Researchers at the University of Würzburg continue the search for treatments of childhood dementia.
Childhood dementia, known medically as neuronal ceroid lipofuscinosis (NCL), is a disorder that children inherit from their parents. There are currently more than ten types known, which are all caused by different genetic mutations. To date, there are no treatments available for the disease and every type is fatal. “Initial symptoms include degeneration of sight followed by epileptic seizures, blindness, deafness, dementia and early death.” Approximately 50,000 children are affected worldwide, resulting in the disease being classified as a rare disorder.
A few years ago, the discovery was made at the University of Würzburg (JMU) that inflammation to the brain can aggravate the disease. Since their discovery, the researchers at (JMU) have been set on finding a treatment related to this inflammatory response. They have been testing out different treatments in drug trials with mice.
The drugs they have been testing are combinations of fingolimod and teriflunomide. These drugs are currently used to treat multiple sclerosis, which is the most common inflammatory disorder of the central nervous system. In every instance, the drugs have the effects of reducing the changes NCL makes to the brain. There is far less muscle twitching displayed after the drugs are given, and retina degradation is slowed and is less severe than without the administration of the treatment.
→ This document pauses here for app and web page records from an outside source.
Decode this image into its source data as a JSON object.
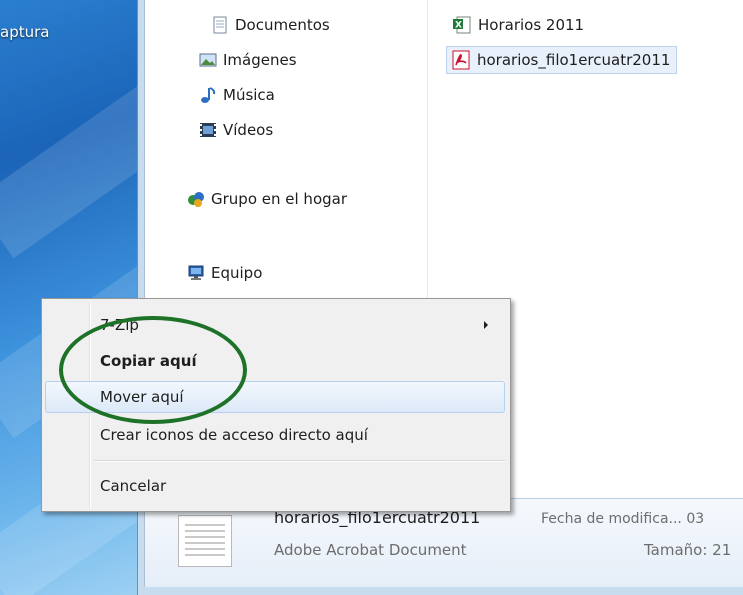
{
  "desktop": {
    "label": "aptura"
  },
  "navigation": {
    "libraries": [
      {
        "label": "Documentos",
        "icon": "documents-icon"
      },
      {
        "label": "Imágenes",
        "icon": "pictures-icon"
      },
      {
        "label": "Música",
        "icon": "music-icon"
      },
      {
        "label": "Vídeos",
        "icon": "videos-icon"
      }
    ],
    "homegroup": {
      "label": "Grupo en el hogar",
      "icon": "homegroup-icon"
    },
    "computer": {
      "label": "Equipo",
      "icon": "computer-icon"
    }
  },
  "files": [
    {
      "name": "Horarios 2011",
      "icon": "excel-icon",
      "selected": false
    },
    {
      "name": "horarios_filo1ercuatr2011",
      "icon": "pdf-icon",
      "selected": true
    }
  ],
  "details": {
    "name": "horarios_filo1ercuatr2011",
    "type": "Adobe Acrobat Document",
    "date_label": "Fecha de modifica... 03",
    "size_label": "Tamaño: 21"
  },
  "context_menu": {
    "items": [
      {
        "label": "7-Zip",
        "has_submenu": true,
        "bold": false,
        "highlighted": false
      },
      {
        "label": "Copiar aquí",
        "has_submenu": false,
        "bold": true,
        "highlighted": false
      },
      {
        "label": "Mover aquí",
        "has_submenu": false,
        "bold": false,
        "highlighted": true
      },
      {
        "label": "Crear iconos de acceso directo aquí",
        "has_submenu": false,
        "bold": false,
        "highlighted": false
      },
      {
        "label": "Cancelar",
        "has_submenu": false,
        "bold": false,
        "highlighted": false
      }
    ]
  },
  "annotation": {
    "color": "#1e7228"
  },
  "colors": {
    "menu_background": "#f0f0f0",
    "menu_highlight": "#dde9f8",
    "selection": "#e8f1fb",
    "pdf_red": "#c8102e",
    "excel_green": "#1f7a3a"
  }
}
Drugs for multiple sclerosis could treat human cases of childhood dementia
The new challenge for the researchers at JMU became researching whether these same effects took place in humans. Unsure if the inflammatory response they had first discovered in the mouse model of the disease even occurred in human patients of NCL, they set out to get more information. They did so by autopsying the brains of NCL patients, provided by the London Neurodegenerative Disease Brain Bank and Brains for Dementia Research.
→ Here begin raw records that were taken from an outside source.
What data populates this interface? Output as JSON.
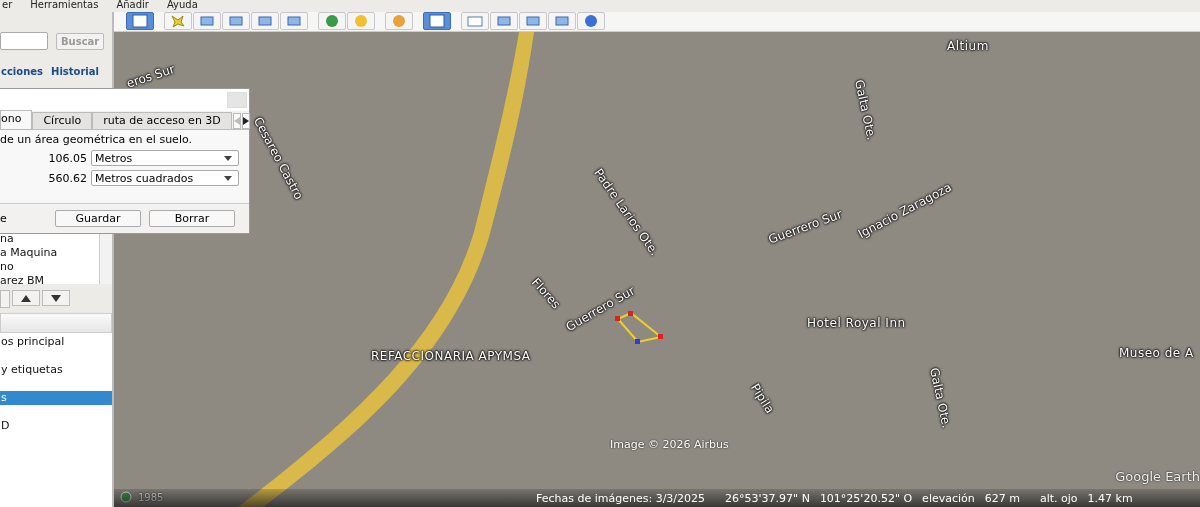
{
  "menu": [
    "er",
    "Herramientas",
    "Añadir",
    "Ayuda"
  ],
  "toolbar": [
    {
      "selected": true
    },
    {
      "selected": false
    },
    {
      "selected": false
    },
    {
      "selected": false
    },
    {
      "selected": false
    },
    {
      "selected": false
    },
    {
      "selected": false
    },
    {
      "selected": false
    },
    {
      "selected": false
    },
    {
      "selected": true
    },
    {
      "selected": false
    },
    {
      "selected": false
    },
    {
      "selected": false
    },
    {
      "selected": false
    },
    {
      "selected": false
    }
  ],
  "search": {
    "button": "Buscar"
  },
  "panel_tabs": [
    {
      "label": "cciones",
      "selected": false
    },
    {
      "label": "Historial",
      "selected": false
    }
  ],
  "places": [
    "na",
    "a Maquina",
    "no",
    "arez BM"
  ],
  "layers": {
    "items": [
      {
        "label": "os principal",
        "selected": false
      },
      {
        "label": "y etiquetas",
        "selected": false
      },
      {
        "label": "s",
        "selected": true
      },
      {
        "label": "D",
        "selected": false
      }
    ]
  },
  "dialog": {
    "tabs": [
      {
        "label": "ono",
        "selected": true
      },
      {
        "label": "Círculo",
        "selected": false
      },
      {
        "label": "ruta de acceso en 3D",
        "selected": false
      }
    ],
    "description": "de un área geométrica en el suelo.",
    "rows": [
      {
        "value": "106.05",
        "unit": "Metros"
      },
      {
        "value": "560.62",
        "unit": "Metros cuadrados"
      }
    ],
    "footer_label": "e",
    "buttons": [
      "Guardar",
      "Borrar"
    ]
  },
  "map": {
    "labels": [
      {
        "text": "eros Sur",
        "kind": "street"
      },
      {
        "text": "Cesareo Castro",
        "kind": "street"
      },
      {
        "text": "Padre Larios Ote.",
        "kind": "street"
      },
      {
        "text": "Galta Ote.",
        "kind": "street"
      },
      {
        "text": "Altium",
        "kind": "place"
      },
      {
        "text": "Guerrero Sur",
        "kind": "street"
      },
      {
        "text": "Ignacio Zaragoza",
        "kind": "street"
      },
      {
        "text": "Flores",
        "kind": "street"
      },
      {
        "text": "Guerrero Sur",
        "kind": "street"
      },
      {
        "text": "Hotel Royal Inn",
        "kind": "place"
      },
      {
        "text": "REFACCIONARIA APYMSA",
        "kind": "place"
      },
      {
        "text": "Pipila",
        "kind": "street"
      },
      {
        "text": "Galta Ote.",
        "kind": "street"
      },
      {
        "text": "Museo de A",
        "kind": "place"
      }
    ],
    "attribution": "Image © 2026 Airbus",
    "logo": "Google Earth",
    "history_year": "1985"
  },
  "status_bar": {
    "date": "Fechas de imágenes: 3/3/2025",
    "lat": "26°53'37.97\" N",
    "lon": "101°25'20.52\" O",
    "elevation_label": "elevación",
    "elevation": "627 m",
    "eye_label": "alt. ojo",
    "eye": "1.47 km"
  }
}
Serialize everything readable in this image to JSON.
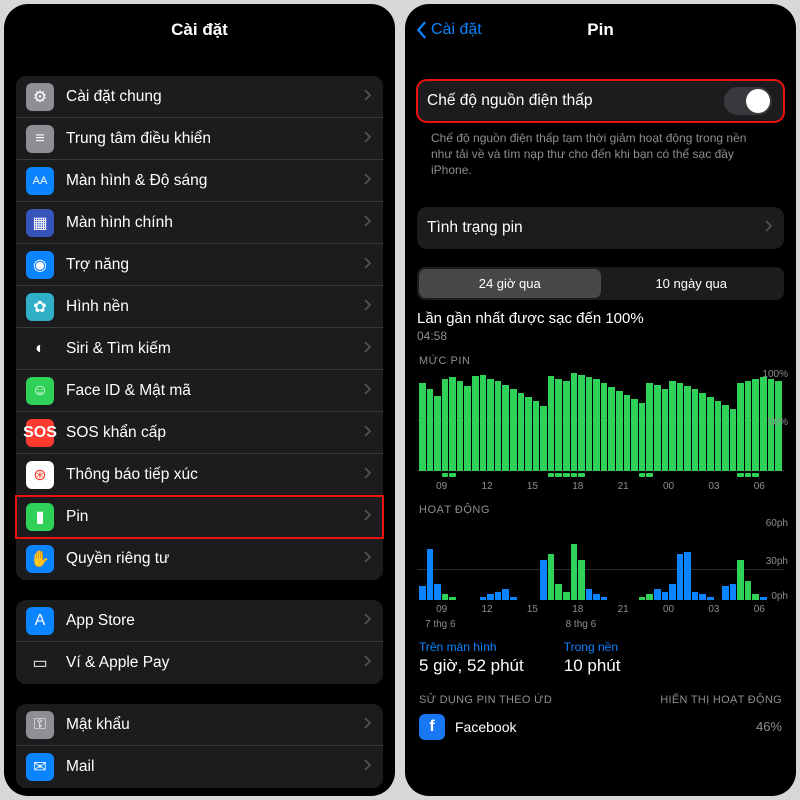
{
  "left": {
    "title": "Cài đặt",
    "groups": [
      [
        {
          "key": "general",
          "label": "Cài đặt chung",
          "icon": "gear",
          "bg": "ic-general"
        },
        {
          "key": "control",
          "label": "Trung tâm điều khiển",
          "icon": "sliders",
          "bg": "ic-control"
        },
        {
          "key": "display",
          "label": "Màn hình & Độ sáng",
          "icon": "AA",
          "bg": "ic-display"
        },
        {
          "key": "home",
          "label": "Màn hình chính",
          "icon": "grid",
          "bg": "ic-home"
        },
        {
          "key": "access",
          "label": "Trợ năng",
          "icon": "person",
          "bg": "ic-access"
        },
        {
          "key": "wallpaper",
          "label": "Hình nền",
          "icon": "flower",
          "bg": "ic-wallpaper"
        },
        {
          "key": "siri",
          "label": "Siri & Tìm kiếm",
          "icon": "siri",
          "bg": "ic-siri"
        },
        {
          "key": "faceid",
          "label": "Face ID & Mật mã",
          "icon": "face",
          "bg": "ic-faceid"
        },
        {
          "key": "sos",
          "label": "SOS khẩn cấp",
          "icon": "SOS",
          "bg": "ic-sos"
        },
        {
          "key": "exposure",
          "label": "Thông báo tiếp xúc",
          "icon": "virus",
          "bg": "ic-exposure"
        },
        {
          "key": "battery",
          "label": "Pin",
          "icon": "battery",
          "bg": "ic-battery",
          "highlight": true
        },
        {
          "key": "privacy",
          "label": "Quyền riêng tư",
          "icon": "hand",
          "bg": "ic-privacy"
        }
      ],
      [
        {
          "key": "appstore",
          "label": "App Store",
          "icon": "A",
          "bg": "ic-appstore"
        },
        {
          "key": "wallet",
          "label": "Ví & Apple Pay",
          "icon": "wallet",
          "bg": "ic-wallet"
        }
      ],
      [
        {
          "key": "passwords",
          "label": "Mật khẩu",
          "icon": "key",
          "bg": "ic-passwords"
        },
        {
          "key": "mail",
          "label": "Mail",
          "icon": "mail",
          "bg": "ic-mail"
        }
      ]
    ]
  },
  "right": {
    "back": "Cài đặt",
    "title": "Pin",
    "low_power_label": "Chế độ nguồn điện thấp",
    "low_power_on": false,
    "low_power_footnote": "Chế độ nguồn điện thấp tạm thời giảm hoạt động trong nền như tải về và tìm nạp thư cho đến khi bạn có thể sạc đầy iPhone.",
    "health_label": "Tình trạng pin",
    "segmented": {
      "options": [
        "24 giờ qua",
        "10 ngày qua"
      ],
      "selected": 0
    },
    "last_charged_label": "Lần gần nhất được sạc đến 100%",
    "last_charged_time": "04:58",
    "battery_section": "MỨC PIN",
    "activity_section": "HOẠT ĐỘNG",
    "y_battery": [
      "100%",
      "50%"
    ],
    "y_activity": [
      "60ph",
      "30ph",
      "0ph"
    ],
    "x_ticks": [
      "09",
      "12",
      "15",
      "18",
      "21",
      "00",
      "03",
      "06"
    ],
    "x_day_labels": [
      "7 thg 6",
      "8 thg 6"
    ],
    "chart_data": {
      "type": "bar",
      "battery": {
        "ylim": [
          0,
          100
        ],
        "values": [
          88,
          82,
          75,
          92,
          94,
          90,
          85,
          95,
          96,
          92,
          90,
          86,
          82,
          78,
          74,
          70,
          65,
          95,
          92,
          90,
          98,
          96,
          94,
          92,
          88,
          84,
          80,
          76,
          72,
          68,
          88,
          86,
          82,
          90,
          88,
          85,
          82,
          78,
          74,
          70,
          66,
          62,
          88,
          90,
          92,
          94,
          92,
          90
        ]
      },
      "charging_bars": [
        3,
        4,
        17,
        18,
        19,
        20,
        21,
        29,
        30,
        42,
        43,
        44
      ],
      "activity": {
        "ylim": [
          0,
          60
        ],
        "values": [
          10,
          38,
          12,
          4,
          2,
          0,
          0,
          0,
          2,
          4,
          6,
          8,
          2,
          0,
          0,
          0,
          30,
          34,
          12,
          6,
          42,
          30,
          8,
          4,
          2,
          0,
          0,
          0,
          0,
          2,
          4,
          8,
          6,
          12,
          34,
          36,
          6,
          4,
          2,
          0,
          10,
          12,
          30,
          14,
          4,
          2,
          0,
          0
        ]
      }
    },
    "usage": {
      "on_screen": {
        "label": "Trên màn hình",
        "value": "5 giờ, 52 phút"
      },
      "background": {
        "label": "Trong nền",
        "value": "10 phút"
      }
    },
    "app_header": {
      "left": "SỬ DỤNG PIN THEO ỨD",
      "right": "HIỂN THỊ HOẠT ĐỘNG"
    },
    "apps": [
      {
        "name": "Facebook",
        "pct": "46%"
      }
    ]
  }
}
The same inflammatory response was found in every patient they observed. The implications of this discovery opened up the possibility that the immunomodulating drug combinations they were testing on mice would also work on human patients.
One of the major hurdles in developing new drugs is getting funding from pharmaceutical companies, and the costs are extremely high. For NCL and other rare conditions, the number of patients is so low that most companies are simply not interested due to the financial costs of development weighed against the possibility of a return on that investment.
The results of this research offer a promising solution to this problem. The drugs are already in use in humans for multiple sclerosis and the side effects are known. Future clinical studies are needed before the treatment can move forward as a viable option, but the researchers at JMU are committed to the cause.